Accelerating Markov Chain Monte Carlo

In recent years there has been an explosion of complex data-sets in areas as diverse as Bioinformatics, Epidemiology, Finance as well as from Industrial Monitoring Processes. Realistically, the complex dynamics characterising the data generating process can only be expressed as a high-dimensional stochastic model, rendering exact Bayesian inference and classical Monte Carlo methods insufficient. The only computationally feasible and accurate way to perform statistical inference is with Markov Chain Monte Carlo (MCMC), typically employing methods based on Metropolis-Hastings schemes.

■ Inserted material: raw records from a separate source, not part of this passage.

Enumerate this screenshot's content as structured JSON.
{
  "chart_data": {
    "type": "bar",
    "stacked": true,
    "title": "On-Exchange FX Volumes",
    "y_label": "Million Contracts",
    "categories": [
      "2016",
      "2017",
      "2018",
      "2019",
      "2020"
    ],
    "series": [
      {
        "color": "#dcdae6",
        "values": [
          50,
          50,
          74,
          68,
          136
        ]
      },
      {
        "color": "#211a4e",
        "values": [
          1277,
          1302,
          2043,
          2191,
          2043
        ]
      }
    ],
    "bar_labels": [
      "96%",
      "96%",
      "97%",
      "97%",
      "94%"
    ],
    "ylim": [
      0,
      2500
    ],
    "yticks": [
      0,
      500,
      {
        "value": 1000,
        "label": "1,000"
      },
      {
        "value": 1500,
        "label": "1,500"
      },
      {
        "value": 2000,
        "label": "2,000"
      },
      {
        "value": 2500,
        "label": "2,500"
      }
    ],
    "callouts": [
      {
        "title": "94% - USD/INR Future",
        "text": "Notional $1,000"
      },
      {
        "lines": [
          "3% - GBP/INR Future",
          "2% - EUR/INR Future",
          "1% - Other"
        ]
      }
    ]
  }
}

A key feature of these methods is that they are asymptotically un-biased, i.e. the posterior distribution can be approximated arbitrarily well, provided sufficient samples are generated. While this property is advantageous, this comes at a cost: typically such methods exhibit large variance meaning that many samples must be generated to obtain an approximation to within a given error tolerance. This has motivated practitioners to investigate approximate inference methods, where the property of asymptotic unbiasedness is relaxed, thus permitting a small amount of bias at the cost of a huge reduction in variance.

Another class of approximate inference algorithms is the Stochastic Gradient Langevin Dynamics (SGLD) algorithm, originally proposed for approximating expectations with respect to an unnormalised density. In contrast to the discretised Langevin dynamics, the SGLD uses an unbiased estimate of the gradient of the log target based on a small subset of the data, thus mitigating computational cost by requiring a reduced number of data point evaluations per sample generated.

There has been much recent activity on the use of piecewise deterministic markov processes (PDMP’s) as a method for sampling. While still in their infancy, these novel methods appear to be advantageous over state of the art MCMC methodology. PDMP based methods for sampling demonstrate many highly desirable properties: they are non-reversible but remain asymptotically un-biased, and moreover, for tall-data problems sub-sampling can be introduced while preserving the invariant measure.